SEOUL, Dec. 21 (Korea Bizwire) – Tesla is unlikely to meet its goal to launch its Korean operations by the end of the year.
According to government sources, Tesla had yet to register for a manufacturer’s license – a necessary step in Korea for vehicle sales – as of Tuesday.
In order to obtain the license, Tesla must prove that it has the necessary personnel and the facilities to provide after-sales service to customers, which it currently lacks.
In most cases, imported vehicles are sold through partnerships with local dealers, which already have the necessary infrastructure and manpower to offer after-sales service. But with Tesla planning to work independently, governed by its U.S. headquarters, the process is likely to take longer, industry watchers anticipate.
“Tesla did bring to us the registration documents a couple of times,” said an official from the Ministry of Land, Infrastructure and Transport. “But we found some insufficiencies, and requested that the company supplement its efforts.”
The license does not take long to process.
If the documents are found to contain no shortcomings, a license can be granted within 15 days.
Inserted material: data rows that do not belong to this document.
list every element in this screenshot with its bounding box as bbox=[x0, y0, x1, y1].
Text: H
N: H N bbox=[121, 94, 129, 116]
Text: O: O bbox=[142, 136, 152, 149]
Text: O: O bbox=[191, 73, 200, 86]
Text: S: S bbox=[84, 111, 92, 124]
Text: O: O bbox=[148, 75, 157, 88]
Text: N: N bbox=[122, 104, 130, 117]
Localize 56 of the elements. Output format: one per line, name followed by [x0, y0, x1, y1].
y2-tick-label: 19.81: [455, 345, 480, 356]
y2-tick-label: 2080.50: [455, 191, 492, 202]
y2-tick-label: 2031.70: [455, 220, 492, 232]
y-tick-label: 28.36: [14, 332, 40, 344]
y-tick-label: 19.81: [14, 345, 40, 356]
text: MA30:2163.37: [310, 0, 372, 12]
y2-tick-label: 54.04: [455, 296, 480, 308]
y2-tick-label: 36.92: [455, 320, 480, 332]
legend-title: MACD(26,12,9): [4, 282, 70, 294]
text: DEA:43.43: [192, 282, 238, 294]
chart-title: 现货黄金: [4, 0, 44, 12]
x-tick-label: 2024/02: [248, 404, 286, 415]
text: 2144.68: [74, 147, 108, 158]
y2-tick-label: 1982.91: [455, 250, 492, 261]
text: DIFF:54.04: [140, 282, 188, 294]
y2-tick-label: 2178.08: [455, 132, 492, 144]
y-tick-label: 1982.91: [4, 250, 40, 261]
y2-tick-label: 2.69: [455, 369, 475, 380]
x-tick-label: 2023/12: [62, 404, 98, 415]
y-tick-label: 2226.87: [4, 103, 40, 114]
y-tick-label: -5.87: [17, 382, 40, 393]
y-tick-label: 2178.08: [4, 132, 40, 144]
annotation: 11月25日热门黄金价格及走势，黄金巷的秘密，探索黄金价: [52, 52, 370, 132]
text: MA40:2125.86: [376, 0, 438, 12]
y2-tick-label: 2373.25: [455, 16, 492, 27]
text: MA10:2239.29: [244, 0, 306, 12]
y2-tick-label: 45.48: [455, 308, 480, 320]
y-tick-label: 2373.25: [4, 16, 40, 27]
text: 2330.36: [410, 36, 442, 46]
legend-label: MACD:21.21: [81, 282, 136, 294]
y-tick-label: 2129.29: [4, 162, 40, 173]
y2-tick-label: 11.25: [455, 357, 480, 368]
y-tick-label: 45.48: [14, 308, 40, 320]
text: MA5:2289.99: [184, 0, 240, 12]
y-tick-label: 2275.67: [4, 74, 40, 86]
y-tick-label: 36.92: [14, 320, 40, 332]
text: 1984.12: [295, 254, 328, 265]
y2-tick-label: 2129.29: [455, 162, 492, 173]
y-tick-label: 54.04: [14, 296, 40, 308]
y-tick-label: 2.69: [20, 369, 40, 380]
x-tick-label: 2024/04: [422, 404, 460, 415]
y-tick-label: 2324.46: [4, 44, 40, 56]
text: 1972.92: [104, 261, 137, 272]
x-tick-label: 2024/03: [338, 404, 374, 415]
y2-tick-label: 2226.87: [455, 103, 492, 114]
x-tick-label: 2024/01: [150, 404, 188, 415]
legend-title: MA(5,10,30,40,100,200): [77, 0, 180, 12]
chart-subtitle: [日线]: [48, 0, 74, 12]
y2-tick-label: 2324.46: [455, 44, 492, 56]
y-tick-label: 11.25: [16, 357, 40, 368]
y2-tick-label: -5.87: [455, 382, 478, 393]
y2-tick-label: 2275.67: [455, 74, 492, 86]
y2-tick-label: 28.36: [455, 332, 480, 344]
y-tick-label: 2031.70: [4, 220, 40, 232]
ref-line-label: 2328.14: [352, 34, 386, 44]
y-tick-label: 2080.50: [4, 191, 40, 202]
However, given that the EV maker has yet to submit an amended version of the application, and has yet to detail how it plans to offer maintenance for vehicles sold in Korea, it’s practically impossible for Tesla to begin operations by the end of the year.
So far, Tesla is said to have told the ministry that its U.S. headquarters will be responsible for all possible vehicle defects, including recall measures.
Tesla’s first store will come to Shinsegae’s Starfield Hanam, Korea’s largest shopping complex which opened on September 9. The company announced earlier this year plans to install 25 “destination chargers” at Shinsegae-operated outlets during the first half of 2017, including department stores, hotels, and cafés.
Tesla also intends to install five “superchargers” across the country.